The two men watched her go. “She’s right,” conceded Hamish. “The vehicles are all back there. If one of you needs to head off fast, the other can come and let me know what’s happening.” He leaned against the wall of the building next to Amity Loans, pulled out his mobile and started flipping through his messages. “All good. I’ll keep watch here for a while.”
“Thanks, mate.” Luka followed Bonnie back to the car park. She was waiting next to his ute.
“I’ll slum it with you for a bit,” was her explanation. “Less conspicuous than my wheels.”

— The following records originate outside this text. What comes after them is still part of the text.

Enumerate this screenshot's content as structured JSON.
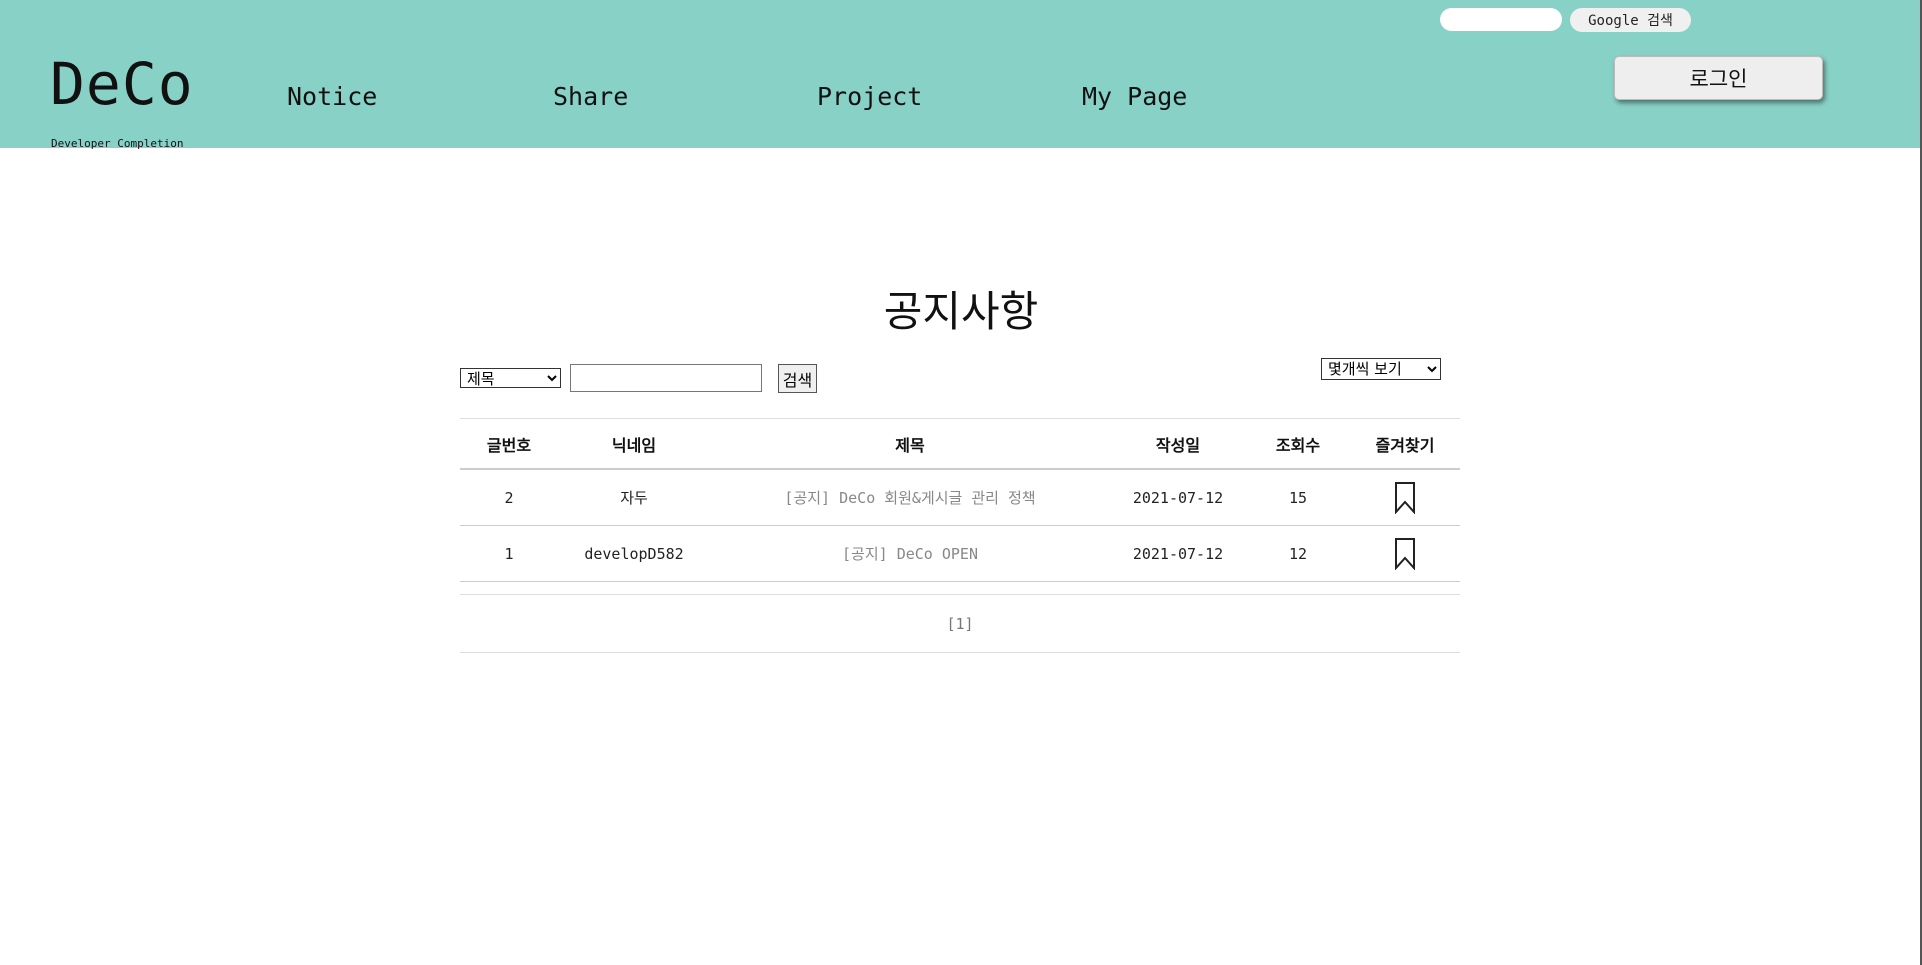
{
  "header": {
    "logo": "DeCo",
    "logo_subtitle": "Developer Completion",
    "nav": [
      "Notice",
      "Share",
      "Project",
      "My Page"
    ],
    "google_search": {
      "input_value": "",
      "button_label": "Google 검색"
    },
    "login_label": "로그인",
    "colors": {
      "header_bg": "#88d1c6"
    }
  },
  "main": {
    "title": "공지사항",
    "search": {
      "field_options": [
        "제목"
      ],
      "field_selected": "제목",
      "query": "",
      "button_label": "검색"
    },
    "page_size_label": "몇개씩 보기",
    "table": {
      "columns": [
        "글번호",
        "닉네임",
        "제목",
        "작성일",
        "조회수",
        "즐겨찾기"
      ],
      "rows": [
        {
          "no": "2",
          "nickname": "자두",
          "title": "[공지] DeCo 회원&게시글 관리 정책",
          "date": "2021-07-12",
          "views": "15",
          "bookmark_icon": "bookmark-outline-icon"
        },
        {
          "no": "1",
          "nickname": "developD582",
          "title": "[공지] DeCo OPEN",
          "date": "2021-07-12",
          "views": "12",
          "bookmark_icon": "bookmark-outline-icon"
        }
      ]
    },
    "pagination": "[1]"
  }
}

Luka’s ute was a 2016 Ford Ranger XLT double-cab pickup, sea grey on the outside, custom leather seats on the inside. Deep crimson, faded to comfortable cherry where the sun reached most often. Not exactly slumming it, but less of an eyeful than a purple Lotus, for sure.
They didn’t have long to wait. The less well-dressed of the two men slammed out of the rear door of the Amity Loans building and stomped his way across the park to the sleek grey BMW.
“We’re on!” grunted Bonnie. “You want to tail him? Hamish and I will check things out here. Keep in touch, yeah?” With that, she was gone, back towards the main road where Hamish waited.
The BMW was already on its way out of the car park. Luka started the ute and followed it into the busy afternoon traffic.